選評
政治・経済2016年受賞
『「経済大国」日本の外交 ―― エネルギー資源外交の形成 1967〜1974年』
(千倉書房)
1983年生まれ。
慶應義塾大学大学院法学研究科後期博士課程修了(政治学専攻)。博士(法学)。
慶應義塾大学大学院法学研究科助教、北海道大学大学院法学研究科講師などを経て、現在、北海道大学大学院法学研究科附属高等法政教育研究センター協力研究員。
著書:『もう一つの日米交流史』(共著、中央公論新社)など。
1973年の石油危機は、戦後、日本が独立して以来、直面した最大の国家的危機だった。
それは高度成長を終わらせ、戦前同様、エネルギーが日本経済のアキレス腱であることの脆弱性を露わにし、中東における「中立」の立場の危うさと日米関係に潜む落とし穴を思い知らせた。
この時の日本の石油外交をめぐっては田中角栄首相の資源外交が米国の不信感を招き、それが後のロッキード事件で米国に葬り去られるきっかけとなった、といった類の陰謀史観が長年、幅を利かせるなど十分に解明されていない。
著者は、当時の内外の政府部内文書を丹念に収集し、生存者へのインタビューも踏まえ、外交史記述の政策決定過程を的確かつエレガントに分析している。
アラブ産油国の禁輸の衝撃で当初、アラブ寄りに振れた石油資源外交は、その1年後には、石油消費国協調の枠組みへと収斂していった。著者は、石油危機をその「真実の瞬間」だけで切り取るのではなく、1967年の第三次中東戦争とその際の石油の武器化から1974年の石油消費国協調、なかでもIEA(国際エネルギー機関)の設立までの時間的文脈に位置づけ、この過程で日本が国際経済秩序の形成へ参画し、国際国家として登場する軌跡を丁寧に跡づけている。そして、そこでの消費国間協調の戦略的意義は、石油問題だけでなく、より広い自由主義的な国際経済秩序の維持という観点からも認識されていたこと、そして、消費国間協調参画にあたって、その目的に産油国との対話促進を掲げることで消費国間協調に反対する国内外の声に配慮していたこと、を鮮やかに解明している。
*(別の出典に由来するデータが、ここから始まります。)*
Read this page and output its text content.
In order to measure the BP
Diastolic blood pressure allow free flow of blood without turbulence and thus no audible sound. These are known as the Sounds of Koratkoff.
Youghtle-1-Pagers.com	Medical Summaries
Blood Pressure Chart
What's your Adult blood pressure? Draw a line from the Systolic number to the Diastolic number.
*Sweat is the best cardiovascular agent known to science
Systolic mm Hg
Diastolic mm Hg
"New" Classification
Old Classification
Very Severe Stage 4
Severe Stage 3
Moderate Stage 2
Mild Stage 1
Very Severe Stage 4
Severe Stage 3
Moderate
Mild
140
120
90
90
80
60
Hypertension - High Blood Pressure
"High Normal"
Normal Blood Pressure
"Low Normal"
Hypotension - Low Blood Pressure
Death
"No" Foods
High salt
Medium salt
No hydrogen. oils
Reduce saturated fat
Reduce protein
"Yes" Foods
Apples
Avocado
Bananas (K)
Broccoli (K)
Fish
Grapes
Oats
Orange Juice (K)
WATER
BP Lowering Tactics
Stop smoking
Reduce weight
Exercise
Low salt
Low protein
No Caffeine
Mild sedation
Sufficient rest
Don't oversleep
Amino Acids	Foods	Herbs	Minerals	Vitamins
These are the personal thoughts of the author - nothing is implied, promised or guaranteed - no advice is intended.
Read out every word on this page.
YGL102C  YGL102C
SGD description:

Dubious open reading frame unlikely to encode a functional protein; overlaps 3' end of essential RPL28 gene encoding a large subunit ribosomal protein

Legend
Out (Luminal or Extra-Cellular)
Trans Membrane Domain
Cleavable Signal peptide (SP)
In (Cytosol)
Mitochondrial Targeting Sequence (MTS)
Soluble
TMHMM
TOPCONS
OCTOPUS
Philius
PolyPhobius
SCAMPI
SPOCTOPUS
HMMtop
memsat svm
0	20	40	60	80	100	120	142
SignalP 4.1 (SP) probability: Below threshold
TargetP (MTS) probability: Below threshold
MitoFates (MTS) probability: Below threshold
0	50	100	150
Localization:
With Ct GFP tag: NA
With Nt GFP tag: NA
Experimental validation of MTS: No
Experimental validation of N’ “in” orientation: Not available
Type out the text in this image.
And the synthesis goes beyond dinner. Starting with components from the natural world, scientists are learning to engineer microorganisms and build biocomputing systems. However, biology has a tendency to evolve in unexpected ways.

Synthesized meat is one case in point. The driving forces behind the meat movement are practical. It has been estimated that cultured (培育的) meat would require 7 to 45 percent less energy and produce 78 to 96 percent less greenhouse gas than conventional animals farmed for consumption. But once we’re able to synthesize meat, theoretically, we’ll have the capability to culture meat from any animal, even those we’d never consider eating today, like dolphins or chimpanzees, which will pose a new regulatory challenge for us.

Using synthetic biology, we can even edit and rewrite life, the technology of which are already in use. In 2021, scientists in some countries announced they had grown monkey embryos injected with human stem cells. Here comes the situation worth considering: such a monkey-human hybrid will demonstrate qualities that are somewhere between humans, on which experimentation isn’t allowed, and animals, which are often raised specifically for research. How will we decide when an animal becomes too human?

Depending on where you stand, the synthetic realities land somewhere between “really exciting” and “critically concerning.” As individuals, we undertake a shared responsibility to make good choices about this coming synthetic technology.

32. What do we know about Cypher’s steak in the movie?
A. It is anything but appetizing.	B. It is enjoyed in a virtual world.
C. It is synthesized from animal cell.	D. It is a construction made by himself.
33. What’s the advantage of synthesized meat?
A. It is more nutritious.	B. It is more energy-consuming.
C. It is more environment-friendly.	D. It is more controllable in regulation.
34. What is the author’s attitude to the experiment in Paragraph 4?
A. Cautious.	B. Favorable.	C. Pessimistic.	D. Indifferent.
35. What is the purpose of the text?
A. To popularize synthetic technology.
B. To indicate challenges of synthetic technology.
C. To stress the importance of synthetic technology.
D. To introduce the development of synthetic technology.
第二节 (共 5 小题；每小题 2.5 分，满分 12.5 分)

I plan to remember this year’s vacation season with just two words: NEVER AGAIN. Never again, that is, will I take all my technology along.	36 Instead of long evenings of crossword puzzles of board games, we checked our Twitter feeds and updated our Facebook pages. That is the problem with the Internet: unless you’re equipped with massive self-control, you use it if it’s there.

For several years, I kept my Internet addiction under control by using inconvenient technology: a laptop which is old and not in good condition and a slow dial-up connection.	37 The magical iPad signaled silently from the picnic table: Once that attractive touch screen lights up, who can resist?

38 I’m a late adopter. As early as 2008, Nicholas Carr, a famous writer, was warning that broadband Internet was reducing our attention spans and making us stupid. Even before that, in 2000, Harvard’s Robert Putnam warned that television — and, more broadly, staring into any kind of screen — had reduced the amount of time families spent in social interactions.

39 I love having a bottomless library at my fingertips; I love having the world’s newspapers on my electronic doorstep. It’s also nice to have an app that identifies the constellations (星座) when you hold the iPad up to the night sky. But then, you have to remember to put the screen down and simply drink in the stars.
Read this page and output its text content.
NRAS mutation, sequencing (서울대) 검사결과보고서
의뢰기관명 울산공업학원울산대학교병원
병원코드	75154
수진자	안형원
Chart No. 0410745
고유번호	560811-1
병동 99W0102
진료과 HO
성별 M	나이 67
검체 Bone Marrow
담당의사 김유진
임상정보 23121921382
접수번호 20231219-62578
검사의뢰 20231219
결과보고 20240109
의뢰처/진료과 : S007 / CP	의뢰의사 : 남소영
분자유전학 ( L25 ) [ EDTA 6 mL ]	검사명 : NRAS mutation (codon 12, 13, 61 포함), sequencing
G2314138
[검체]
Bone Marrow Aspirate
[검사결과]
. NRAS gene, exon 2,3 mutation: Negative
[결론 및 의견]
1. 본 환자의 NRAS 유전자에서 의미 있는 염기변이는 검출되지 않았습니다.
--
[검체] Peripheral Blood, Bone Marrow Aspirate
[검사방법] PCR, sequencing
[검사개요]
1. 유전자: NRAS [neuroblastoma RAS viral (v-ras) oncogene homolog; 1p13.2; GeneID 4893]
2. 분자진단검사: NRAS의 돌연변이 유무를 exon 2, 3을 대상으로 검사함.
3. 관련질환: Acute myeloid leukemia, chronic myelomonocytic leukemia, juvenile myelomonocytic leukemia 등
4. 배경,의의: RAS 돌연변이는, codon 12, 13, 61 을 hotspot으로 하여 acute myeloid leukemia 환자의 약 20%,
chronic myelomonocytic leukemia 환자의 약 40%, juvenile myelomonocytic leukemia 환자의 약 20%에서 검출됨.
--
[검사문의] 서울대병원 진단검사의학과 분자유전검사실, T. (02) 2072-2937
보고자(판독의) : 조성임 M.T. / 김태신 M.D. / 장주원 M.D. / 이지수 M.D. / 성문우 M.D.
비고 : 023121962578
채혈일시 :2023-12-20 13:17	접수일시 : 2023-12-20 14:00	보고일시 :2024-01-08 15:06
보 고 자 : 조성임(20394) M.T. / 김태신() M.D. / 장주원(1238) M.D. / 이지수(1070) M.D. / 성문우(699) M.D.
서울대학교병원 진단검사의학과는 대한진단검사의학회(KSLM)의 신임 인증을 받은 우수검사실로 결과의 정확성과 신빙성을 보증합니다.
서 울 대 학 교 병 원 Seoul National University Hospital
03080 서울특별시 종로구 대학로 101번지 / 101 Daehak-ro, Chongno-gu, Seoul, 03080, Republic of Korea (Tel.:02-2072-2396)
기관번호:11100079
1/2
石油危機に直面したとき、当初の最大のポイントは、日本が制裁対象に入れられるかどうか、だった。その年夏、東京で開かれた中近東大使会議では、日本は「政治的にまったく無関係であるという有利な立場」にあるのだから制裁対象にならないとの見方が優勢だった。しかし、それは日本を中東における「善意の第三者」と思いこんだが故の「甘い期待」に過ぎなかった。
その点、中曽根康弘通産相はリアリストとしてより怜悧に状況を把握していたのではないか。著者は、中曽根と大平正芳外相の間の、産油国と消費国、「量」と「価格」をめぐる力点と視点の相違、さらには対米姿勢に関して自主外交を標榜し、保守傍流を自任する中曽根と、自らを保守本流と考え、対米配慮を重視する田中の違いを指摘している。確かにそういう面があることは間違いないが、石油地政学に対する感度と把握力の点で、中曽根外交はもう少し評価されてもよいと思われる。危機時に産油国との二国間取引も含めて「量」をなんとか確保できたからこそ「価格」での巻き返しも可能になった面もあったであろうからである。
「甘い期待」の背景には、ブレトンウッズ体制の中のもっとも弱い環ともいうべき「安価かつ安定的に供給される石油」の国際システムの不整備の課題や、日本の対外戦略において、石油、いや経済もまた安全保障ととらえる総合安全保障観の稀薄さと地政学リテラシーの欠如が横たわっていたのではなかったか。